WALLA WALLA – Vivian Conger cannot stand the words “I can’t.”
For 51 years, she has tackled life’s challenges with cheerful determination, enthusiasm and curiosity.
” ‘I can’t’ drives me nuts,” she said, taking a break from answering the technology services help line at Walla Walla Community College, where she is pursuing a medical administrative assistant degree.
Legally blind since birth, Conger said she has lost most of what little sight she had, though she still can distinguish color and contrast.
With the use of technology and the assistance of Blaze, her Labrador retriever guide dog, Conger maintains a staggering schedule.
She studies, sculpts, staffs the college help desk and holds leadership positions in several organizations, including the school’s Phi Beta Lambda business club, United Blind of Walla Walla and Guide Dog Users. She and Blaze also volunteer at the Jonathan M. Wainwright Memorial Veterans Affairs Medical Center.

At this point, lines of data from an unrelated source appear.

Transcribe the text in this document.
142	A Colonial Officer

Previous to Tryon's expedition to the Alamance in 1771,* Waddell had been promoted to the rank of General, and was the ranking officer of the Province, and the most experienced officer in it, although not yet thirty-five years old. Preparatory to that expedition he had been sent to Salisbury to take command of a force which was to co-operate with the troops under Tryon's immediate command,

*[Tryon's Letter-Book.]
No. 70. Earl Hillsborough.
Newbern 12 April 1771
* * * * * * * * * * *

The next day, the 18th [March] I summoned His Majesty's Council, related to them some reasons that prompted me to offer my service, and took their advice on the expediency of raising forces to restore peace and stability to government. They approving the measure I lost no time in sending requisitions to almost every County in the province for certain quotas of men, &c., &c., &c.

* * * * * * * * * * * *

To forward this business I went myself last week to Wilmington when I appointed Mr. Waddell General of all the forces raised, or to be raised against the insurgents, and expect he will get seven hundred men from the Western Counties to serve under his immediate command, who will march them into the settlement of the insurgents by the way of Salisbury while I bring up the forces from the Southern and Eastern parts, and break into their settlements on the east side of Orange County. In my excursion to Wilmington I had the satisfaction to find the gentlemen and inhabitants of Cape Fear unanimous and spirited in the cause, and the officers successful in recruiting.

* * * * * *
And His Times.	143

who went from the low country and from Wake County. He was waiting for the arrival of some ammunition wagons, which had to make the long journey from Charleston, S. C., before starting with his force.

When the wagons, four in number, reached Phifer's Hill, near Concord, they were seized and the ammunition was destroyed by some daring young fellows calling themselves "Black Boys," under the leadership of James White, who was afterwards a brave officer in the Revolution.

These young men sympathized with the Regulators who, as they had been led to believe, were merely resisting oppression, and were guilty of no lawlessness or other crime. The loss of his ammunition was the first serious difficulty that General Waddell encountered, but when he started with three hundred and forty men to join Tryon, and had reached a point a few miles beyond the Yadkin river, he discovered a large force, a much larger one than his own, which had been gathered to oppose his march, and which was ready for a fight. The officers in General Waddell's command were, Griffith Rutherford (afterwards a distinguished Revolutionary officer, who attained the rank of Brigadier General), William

“Blaze likes to visit the boys,” Conger said as Blaze settled by her feet.
Conger has been honored as the state’s disabled college student of the year by the Washington Association of Postsecondary Education and Disability.
It’s an honor Conger deserves, said college disability coordinator LaDessa Smelcer.
“She is just a wonderful person,” Smelcer said. “Instead of saying what we can’t do, she finds ways to make things work.”
The disability coordinator said Conger has educated teachers, nondisabled students and disabled peers on the use of adaptive technology, such as programs that use synthesized speech to read computer screens. The student said she constantly looks for ways to make learning and life easier.
“If I don’t know the answer, I go looking,” Conger said.
“There’s a whole world of people with better ideas on what to do than I have. … I’m always looking for different ideas from other people.”
Conger returned to college about two years ago, planning to study medical transcription. She earned a secretarial degree years ago and felt transcription would require similar skills and would be something she could do at home.
“I decided I wanted to do something. I wanted to get a part-time job,” she explained.
But Conger’s instructors saw potential in the cheerful, quiet-voiced woman whose face wears a smile more often than not. They prodded her in the direction of business leadership and records management. She became involved in Phi Beta Lambda and found herself winning awards at contests for her communications and leadership skills.
In addition to her major’s courses, she took a pottery class that launched a love of sculpting.
“I’ve done crafts like macrame and sort of knitting, but never art,” she said. “I love the pottery. It’s hands on. You can take an idea and run with it.”
She has entered several pieces in contests and exhibitions, including a leaf-embossed urn and a sculpture of Blaze.
Smelcer said some of Conger’s teachers were a little nervous at first about having her in class. Their concerns vanished within days, the administrator said.
“She works twice as hard as anyone else,” Smelcer said.
“It does take me longer working with the computers,” Conger said.
She was among the first students to take full advantage of the screen reader program, which has since been installed on computers in several areas on campus.
“We had it, but it wasn’t being used,” Smelcer said.
Conger has been finding ways to overcome her disability for decades. Though born legally blind, she could see well enough to read until 1986, but her sight slowly has degenerated.
“I taught myself Braille before I lost the ability to read,” she said. “I knew it was coming but I didn’t want to be isolated.”
She also learned to use a cane during the 1980s. In 1990, she began working with guide dogs.
“Guide dogs are my thing,” she said.
She credits the support of her husband, Bob, for much of her success. He has taken over care of their home so she can study and stay involved in extracurricular activities and advocacy for blind people.
“He is the person behind me, supporting me all the way,” she said with pride. “If he wasn’t doing what he’s doing, I wouldn’t be as successful.”
Conger said she was astonished to hear she had won a state award.
But Smelcer said none of Conger’s teachers was surprised. Instead, they were delighted. “To a person, her teachers said it was a joy.”